The partial government shutdown is nearing the four-week mark, and it's having an impact on the hundreds of thousands of government workers who aren't at work and aren't being paid. But the shutdown is not just personal — it's also affecting national parks and other public lands.
There are overflowing trash cans and toilets, thefts of artifacts, trees have been chopped down and there have been multiple fatalities.
Sally Jewell, who served as interior secretary under President Obama from 2013 to 2017, says it's a "huge mistake" not to close the parks that have remained open during the shutdown.
"I appreciate that people love their national parks and want access. But when we went through the shutdown in 2013, the issue was parks can't be open in terms of roads and access without people there to manage them," Jewell (@sallyjewell) tells Here & Now's Robin Young. "And we've seen that with the garbage piling up and the human feces in the parking lot that these employees face."

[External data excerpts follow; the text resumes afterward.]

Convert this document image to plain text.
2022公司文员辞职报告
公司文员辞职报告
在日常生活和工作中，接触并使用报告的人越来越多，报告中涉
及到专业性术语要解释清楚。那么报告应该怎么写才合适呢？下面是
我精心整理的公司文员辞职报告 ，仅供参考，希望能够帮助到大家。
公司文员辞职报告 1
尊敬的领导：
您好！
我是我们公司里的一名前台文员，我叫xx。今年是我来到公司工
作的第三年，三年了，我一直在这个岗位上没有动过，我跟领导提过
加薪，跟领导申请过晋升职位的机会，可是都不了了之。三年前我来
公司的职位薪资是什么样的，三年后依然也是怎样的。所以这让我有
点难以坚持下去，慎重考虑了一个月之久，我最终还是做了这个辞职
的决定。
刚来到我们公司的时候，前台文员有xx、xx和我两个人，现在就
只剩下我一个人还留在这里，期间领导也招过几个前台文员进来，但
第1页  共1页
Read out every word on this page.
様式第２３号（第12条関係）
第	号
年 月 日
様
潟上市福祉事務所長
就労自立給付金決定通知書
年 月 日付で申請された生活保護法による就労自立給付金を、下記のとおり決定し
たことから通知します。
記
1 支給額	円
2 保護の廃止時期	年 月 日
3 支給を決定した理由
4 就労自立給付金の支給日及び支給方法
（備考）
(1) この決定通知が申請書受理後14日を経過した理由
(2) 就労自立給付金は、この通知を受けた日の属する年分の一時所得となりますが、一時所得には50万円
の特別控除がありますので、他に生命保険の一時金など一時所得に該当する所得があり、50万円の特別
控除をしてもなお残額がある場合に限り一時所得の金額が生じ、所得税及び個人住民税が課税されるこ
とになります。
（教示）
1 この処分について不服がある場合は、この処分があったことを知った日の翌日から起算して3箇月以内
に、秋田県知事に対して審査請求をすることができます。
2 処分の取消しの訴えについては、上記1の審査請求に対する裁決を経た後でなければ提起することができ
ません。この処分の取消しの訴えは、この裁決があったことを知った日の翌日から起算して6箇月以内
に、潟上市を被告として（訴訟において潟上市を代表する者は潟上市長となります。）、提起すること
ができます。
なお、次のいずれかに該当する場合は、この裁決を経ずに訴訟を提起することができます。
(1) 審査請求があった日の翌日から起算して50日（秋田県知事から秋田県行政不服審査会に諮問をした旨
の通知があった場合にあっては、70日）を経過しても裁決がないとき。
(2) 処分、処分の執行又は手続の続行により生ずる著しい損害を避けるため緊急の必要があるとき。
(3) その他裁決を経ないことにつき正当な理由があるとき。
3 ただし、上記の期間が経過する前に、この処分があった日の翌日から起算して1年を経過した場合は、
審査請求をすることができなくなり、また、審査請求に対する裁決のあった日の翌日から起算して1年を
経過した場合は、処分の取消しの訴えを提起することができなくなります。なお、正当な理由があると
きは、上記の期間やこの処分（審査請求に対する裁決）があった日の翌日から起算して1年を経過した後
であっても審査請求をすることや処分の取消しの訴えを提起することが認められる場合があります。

Illicit off-road driving in places like California's Joshua Tree National Park is just one example of damage that will long outlast the current shutdown, Jewell says.
"You have people riding four-by-fours on cryptobiotic soils, which take hundreds if not thousands of years to recover," she says.
On the importance of cryptobiotic soils, and the long-lasting nature of the damage
"It's like an old-growth forest. It's an old-growth ecosystem coming up from the soil that is very important habitat to a number of species in that part of the desert Southwest. And when you put a footprint in that, or a tire track, it basically destroys that ecosystem and the continuity of that ecosystem with the soils around it. You can see footprints that people have done when they've walked off trail where they're not supposed to go that will just basically be there forever."
"The destruction of these resources is something you can never get back."Sally Jewell
On issues like the theft of old-growth timber
"These trees are part of national parks. They are part of wilderness areas and protected areas, and they're designed to preserve these places unimpaired for the future, to preserve the ecosystems that are attached to them. The destruction of these resources is something you can never get back. I mean, they're hundreds of years old. We did see the theft of old-growth timber in, for example, Olympic National Park. These are assets that belong to all American people in the places that are most special. And when you are an employee who is in the forever business, then the destruction of those resources for personal gain no matter what is something that just strikes at the core, at your core, saying that people don't care about these places."
On morale among people conducting scientific research
"One of the biggest impacts of this shutdown is a sense that people have that their work is not valued. If you are a scientist working on eDNA to prevent the invasive Asian carp from getting into the Great Lakes, and you have lost that data, you've actually lost your experimentation fish you were working with, and you may have missed some data of invasive species that have migrated into places like the Great Lakes that nobody wants. I just cannot express enough the long-term impacts, that is not just about this data being lost, but potentially a gap in data and the ability to correlate that will impact this work for years."
On whether it's too late to close the parks altogether
"No. I mean I think that you have seen some park superintendents make the decision to close their doors because of the damage that's being done. Some of them have shut the gates, and in the case of a national park close to me, Mount Rainier National Park, it was closed. They then used fees — which should be for visitors services and deferred maintenance and so on — they used those to reopen the gates temporarily and I'm sure they're getting pressure to do that."
"One of the biggest impacts of this shutdown is a sense that people have that their work is not valued."Sally Jewell
On other adverse impacts currently being felt
"Some of the things I think people don't recognize are the preparation work for the very important field season coming up. So for example, young people from all over the country come to work on public lands through youth conservation corps crews. Those crews don't know whether they're going to have work to do or not, because those contracts have been delayed. On fighting fires right now, the work that would be done this time of year, like prescribed burning and fuel reduction and thinning of the forests, are not being done because of this shutdown.
"Systems like the stream gauges monitored by the USGS, or the seismic monitors, or the ocean buoys that are sending back data — those things break. People cannot go out and fix things like that. We had an outage in a Department of the Interior computer system over the course of a weekend that impacted the Pacific Northwest Seismic Network. So we're lucky we didn't have any volcanic eruptions or major earthquakes, but we could have, and if we had, the warning systems, the ability to respond would have been significantly impeded because of that shutdown of the Interior computer system.
"These are the kinds of things happening behind the scenes that could impact all of us. I just can't express how damaging this is long-term to the people of the United States and the dedicated men and women that devote themselves to this work that we all benefit from."
This segment aired on January 16, 2019.